概述
I recently participated in the Kaggle-hosted data science competition How Much Did It Rain II where the goal was to predict a set of hourly rainfall levels from sequences of weather radar measurements. I came in first! I describe my approach in this blog post.
My research lab supervisor Dr John Pinney and I were in the midst of developing a set of deep learning tools for our current research programme when this competition came along. Due to some overlaps in the statistical tools and data sets (neural networks and variable-length sequences, in particular) I saw it as a good opportunity to validate some of our ideas in a different context (at least that is my post hoc justification for the time spent on this competition!). In the near future I will post about the research project and how it relates to this problem.

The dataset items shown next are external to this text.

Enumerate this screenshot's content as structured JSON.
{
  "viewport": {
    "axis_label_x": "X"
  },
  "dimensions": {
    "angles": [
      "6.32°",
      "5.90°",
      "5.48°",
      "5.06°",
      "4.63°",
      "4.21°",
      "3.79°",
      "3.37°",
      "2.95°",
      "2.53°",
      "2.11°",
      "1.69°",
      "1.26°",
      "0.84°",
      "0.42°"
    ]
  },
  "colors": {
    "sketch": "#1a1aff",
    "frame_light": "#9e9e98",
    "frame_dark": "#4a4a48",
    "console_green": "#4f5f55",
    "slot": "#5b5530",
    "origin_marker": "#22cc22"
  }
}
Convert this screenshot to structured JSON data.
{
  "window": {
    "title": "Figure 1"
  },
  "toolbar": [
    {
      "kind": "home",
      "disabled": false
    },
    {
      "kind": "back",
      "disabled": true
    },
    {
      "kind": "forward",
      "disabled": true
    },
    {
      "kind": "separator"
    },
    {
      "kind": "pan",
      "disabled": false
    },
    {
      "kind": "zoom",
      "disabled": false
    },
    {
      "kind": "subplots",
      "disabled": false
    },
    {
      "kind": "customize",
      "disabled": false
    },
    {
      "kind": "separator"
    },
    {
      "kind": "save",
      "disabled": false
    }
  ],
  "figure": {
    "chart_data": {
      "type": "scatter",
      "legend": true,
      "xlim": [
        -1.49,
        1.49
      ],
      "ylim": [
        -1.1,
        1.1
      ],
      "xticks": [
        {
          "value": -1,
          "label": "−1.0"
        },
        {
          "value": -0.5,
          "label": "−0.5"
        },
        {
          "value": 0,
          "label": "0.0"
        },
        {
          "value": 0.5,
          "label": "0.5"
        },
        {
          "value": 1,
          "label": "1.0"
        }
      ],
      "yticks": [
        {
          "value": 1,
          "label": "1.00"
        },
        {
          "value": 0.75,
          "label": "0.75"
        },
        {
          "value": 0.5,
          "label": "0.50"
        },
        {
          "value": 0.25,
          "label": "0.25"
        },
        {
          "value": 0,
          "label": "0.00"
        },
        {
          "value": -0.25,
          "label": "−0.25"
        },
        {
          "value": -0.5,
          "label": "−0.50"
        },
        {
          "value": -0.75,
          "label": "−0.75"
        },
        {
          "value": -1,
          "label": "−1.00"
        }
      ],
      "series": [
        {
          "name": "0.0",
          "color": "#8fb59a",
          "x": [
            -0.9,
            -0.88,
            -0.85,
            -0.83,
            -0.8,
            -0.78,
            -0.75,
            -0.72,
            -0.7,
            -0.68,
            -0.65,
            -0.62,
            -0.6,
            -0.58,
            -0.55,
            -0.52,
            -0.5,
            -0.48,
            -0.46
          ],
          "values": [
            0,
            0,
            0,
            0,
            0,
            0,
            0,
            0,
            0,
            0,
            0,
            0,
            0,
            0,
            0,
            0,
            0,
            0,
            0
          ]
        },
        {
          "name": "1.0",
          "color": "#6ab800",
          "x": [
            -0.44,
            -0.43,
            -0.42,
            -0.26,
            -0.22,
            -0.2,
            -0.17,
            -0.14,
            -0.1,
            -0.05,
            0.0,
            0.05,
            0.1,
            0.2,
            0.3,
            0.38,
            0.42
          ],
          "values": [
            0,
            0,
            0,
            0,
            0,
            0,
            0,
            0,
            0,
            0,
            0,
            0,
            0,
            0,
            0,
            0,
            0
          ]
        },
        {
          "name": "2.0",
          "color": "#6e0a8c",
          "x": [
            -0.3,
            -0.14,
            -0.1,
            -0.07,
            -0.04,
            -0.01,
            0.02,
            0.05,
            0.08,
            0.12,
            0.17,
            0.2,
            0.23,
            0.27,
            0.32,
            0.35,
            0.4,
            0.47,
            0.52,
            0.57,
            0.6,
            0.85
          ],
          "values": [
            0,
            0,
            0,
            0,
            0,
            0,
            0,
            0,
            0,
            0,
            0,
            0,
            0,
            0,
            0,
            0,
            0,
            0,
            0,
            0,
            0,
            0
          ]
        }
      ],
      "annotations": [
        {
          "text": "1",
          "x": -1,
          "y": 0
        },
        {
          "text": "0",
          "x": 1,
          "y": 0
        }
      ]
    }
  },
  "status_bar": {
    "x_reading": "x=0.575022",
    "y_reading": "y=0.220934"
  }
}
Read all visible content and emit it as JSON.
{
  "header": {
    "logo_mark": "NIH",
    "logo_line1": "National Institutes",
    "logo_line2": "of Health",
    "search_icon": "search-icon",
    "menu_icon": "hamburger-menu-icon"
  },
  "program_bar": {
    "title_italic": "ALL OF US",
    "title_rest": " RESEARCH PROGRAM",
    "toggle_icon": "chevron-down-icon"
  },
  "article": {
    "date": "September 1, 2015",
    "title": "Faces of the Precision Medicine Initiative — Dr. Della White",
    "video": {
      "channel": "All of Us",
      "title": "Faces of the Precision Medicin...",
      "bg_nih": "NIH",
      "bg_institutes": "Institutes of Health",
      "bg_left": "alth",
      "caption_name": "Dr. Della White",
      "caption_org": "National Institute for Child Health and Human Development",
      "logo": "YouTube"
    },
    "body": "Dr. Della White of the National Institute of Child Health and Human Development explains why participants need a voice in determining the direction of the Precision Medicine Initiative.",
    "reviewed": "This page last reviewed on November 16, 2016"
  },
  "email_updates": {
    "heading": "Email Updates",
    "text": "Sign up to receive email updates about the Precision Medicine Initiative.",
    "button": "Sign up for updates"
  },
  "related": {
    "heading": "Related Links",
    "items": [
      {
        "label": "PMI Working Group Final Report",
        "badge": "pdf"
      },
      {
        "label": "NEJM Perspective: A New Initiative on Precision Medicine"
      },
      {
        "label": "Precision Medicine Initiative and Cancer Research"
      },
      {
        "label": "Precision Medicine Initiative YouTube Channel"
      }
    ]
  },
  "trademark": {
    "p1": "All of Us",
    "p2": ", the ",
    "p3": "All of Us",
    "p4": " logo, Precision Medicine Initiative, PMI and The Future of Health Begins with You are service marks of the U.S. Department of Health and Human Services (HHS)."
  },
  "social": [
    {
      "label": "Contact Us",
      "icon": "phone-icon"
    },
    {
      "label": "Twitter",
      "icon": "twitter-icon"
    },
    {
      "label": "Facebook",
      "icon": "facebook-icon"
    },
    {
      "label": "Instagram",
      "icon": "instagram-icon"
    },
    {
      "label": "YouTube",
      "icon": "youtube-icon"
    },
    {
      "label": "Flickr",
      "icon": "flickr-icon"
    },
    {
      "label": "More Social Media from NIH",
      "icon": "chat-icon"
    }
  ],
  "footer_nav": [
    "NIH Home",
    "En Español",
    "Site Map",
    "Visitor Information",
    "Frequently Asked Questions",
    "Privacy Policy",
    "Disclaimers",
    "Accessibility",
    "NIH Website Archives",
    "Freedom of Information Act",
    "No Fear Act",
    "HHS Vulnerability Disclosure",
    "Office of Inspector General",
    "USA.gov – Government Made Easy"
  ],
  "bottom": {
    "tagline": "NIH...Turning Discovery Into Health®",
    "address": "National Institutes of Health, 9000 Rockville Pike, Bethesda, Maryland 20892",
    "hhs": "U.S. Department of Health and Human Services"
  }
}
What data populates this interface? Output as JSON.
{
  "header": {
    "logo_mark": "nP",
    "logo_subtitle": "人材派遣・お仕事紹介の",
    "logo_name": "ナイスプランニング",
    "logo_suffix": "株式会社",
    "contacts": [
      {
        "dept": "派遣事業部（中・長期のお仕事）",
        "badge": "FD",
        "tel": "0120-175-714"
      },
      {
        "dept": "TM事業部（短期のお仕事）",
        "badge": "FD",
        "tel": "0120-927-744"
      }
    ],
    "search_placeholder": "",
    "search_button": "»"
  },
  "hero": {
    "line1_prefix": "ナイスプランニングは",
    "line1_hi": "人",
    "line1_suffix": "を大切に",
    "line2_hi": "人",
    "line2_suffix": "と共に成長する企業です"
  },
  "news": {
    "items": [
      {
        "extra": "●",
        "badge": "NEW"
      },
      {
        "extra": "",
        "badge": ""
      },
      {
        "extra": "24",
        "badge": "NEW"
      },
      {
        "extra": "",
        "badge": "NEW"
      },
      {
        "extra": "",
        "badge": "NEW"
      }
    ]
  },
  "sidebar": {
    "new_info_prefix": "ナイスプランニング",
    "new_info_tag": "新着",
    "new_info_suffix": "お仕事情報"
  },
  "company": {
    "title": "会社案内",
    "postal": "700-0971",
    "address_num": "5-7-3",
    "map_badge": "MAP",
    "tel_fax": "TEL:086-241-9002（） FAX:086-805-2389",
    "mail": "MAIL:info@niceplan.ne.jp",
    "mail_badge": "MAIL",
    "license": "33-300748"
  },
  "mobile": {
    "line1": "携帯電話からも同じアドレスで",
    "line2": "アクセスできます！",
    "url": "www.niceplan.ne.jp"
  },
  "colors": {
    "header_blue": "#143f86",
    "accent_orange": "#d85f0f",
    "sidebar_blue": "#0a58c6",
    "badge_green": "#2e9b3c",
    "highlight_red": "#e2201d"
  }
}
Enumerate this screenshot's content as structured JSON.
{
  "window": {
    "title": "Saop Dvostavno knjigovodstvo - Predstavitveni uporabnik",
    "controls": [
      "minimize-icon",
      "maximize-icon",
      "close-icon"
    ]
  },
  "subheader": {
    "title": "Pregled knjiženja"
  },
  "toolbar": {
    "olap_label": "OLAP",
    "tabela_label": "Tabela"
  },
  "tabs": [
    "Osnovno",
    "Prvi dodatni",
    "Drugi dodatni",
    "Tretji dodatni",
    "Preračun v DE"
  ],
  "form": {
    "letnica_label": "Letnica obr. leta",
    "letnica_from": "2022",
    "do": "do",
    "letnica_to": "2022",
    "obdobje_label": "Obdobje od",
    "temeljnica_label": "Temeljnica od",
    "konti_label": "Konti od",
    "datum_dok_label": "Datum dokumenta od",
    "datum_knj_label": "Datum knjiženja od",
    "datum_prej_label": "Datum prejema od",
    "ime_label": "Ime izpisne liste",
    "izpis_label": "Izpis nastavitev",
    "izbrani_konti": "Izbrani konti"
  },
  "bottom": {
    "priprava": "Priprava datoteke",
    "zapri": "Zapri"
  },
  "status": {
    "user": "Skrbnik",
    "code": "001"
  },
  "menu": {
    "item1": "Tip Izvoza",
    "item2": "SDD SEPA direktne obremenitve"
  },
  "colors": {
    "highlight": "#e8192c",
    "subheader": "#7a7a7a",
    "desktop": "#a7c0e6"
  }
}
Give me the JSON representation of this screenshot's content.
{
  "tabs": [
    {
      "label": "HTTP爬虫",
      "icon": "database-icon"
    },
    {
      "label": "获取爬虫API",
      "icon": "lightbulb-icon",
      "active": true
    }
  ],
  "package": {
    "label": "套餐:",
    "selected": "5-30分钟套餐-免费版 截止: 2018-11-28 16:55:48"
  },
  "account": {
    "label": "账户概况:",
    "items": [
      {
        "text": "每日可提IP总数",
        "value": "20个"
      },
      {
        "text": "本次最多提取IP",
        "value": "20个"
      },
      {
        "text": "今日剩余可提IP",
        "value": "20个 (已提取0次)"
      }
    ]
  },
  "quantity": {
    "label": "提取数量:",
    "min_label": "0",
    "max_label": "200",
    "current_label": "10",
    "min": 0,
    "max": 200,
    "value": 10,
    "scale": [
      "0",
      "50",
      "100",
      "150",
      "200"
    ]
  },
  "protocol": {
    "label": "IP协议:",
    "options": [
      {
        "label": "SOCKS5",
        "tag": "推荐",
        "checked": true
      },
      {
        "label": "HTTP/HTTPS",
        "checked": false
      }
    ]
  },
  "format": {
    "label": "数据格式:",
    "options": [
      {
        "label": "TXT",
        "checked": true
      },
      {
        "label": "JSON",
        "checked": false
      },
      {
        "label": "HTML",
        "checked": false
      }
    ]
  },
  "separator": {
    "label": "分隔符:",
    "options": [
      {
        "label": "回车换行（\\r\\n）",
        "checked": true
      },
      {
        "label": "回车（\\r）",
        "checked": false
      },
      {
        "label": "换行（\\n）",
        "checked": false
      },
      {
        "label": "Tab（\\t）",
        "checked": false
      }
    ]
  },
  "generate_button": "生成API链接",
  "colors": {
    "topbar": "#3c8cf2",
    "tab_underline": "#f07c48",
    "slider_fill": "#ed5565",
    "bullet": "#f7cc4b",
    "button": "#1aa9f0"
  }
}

One of things which inspired me to write this up, other than doing well in the competition, was the awesome blog post by Sander Dieleman where he describes his team’s winning approach in another Kaggle competition I took part in. So following the outline of that article, here’s my solution to this problem.
Introduction
The problem
The goal of the competition was to use sequences of polarmetric weather radar data to predict a set of hourly rain gauge measurements recorded over several months in 2014 over the US midwestern corn-growing states. These radar readings represent instantaneous precipitation rates and is used to estimate rainfall levels over a wider area (e.g. nationwide) than can practically be covered by rain gauges.
For the contest, each radar measurement was condensed into 22 features. These include the minutes past the top of the hour that the radar observation was carried out, the distance of the rain gauge from the radar, and various reflectivity and differential phase readings of both the vertical column above and the areas surrounding the rain gauge. Up to 19 radar records are given per hourly rain gauge reading (and as few as a single record); interestingly the number of radar measurements provided should itself contain some information on the rainfall levels as it is apparently not uncommon for meteorologists to request multiple radar sweeps when there are fast-moving storms.
The preditions were evaluated based on the mean absolute error (MAE) relative to actual rain gauge readings.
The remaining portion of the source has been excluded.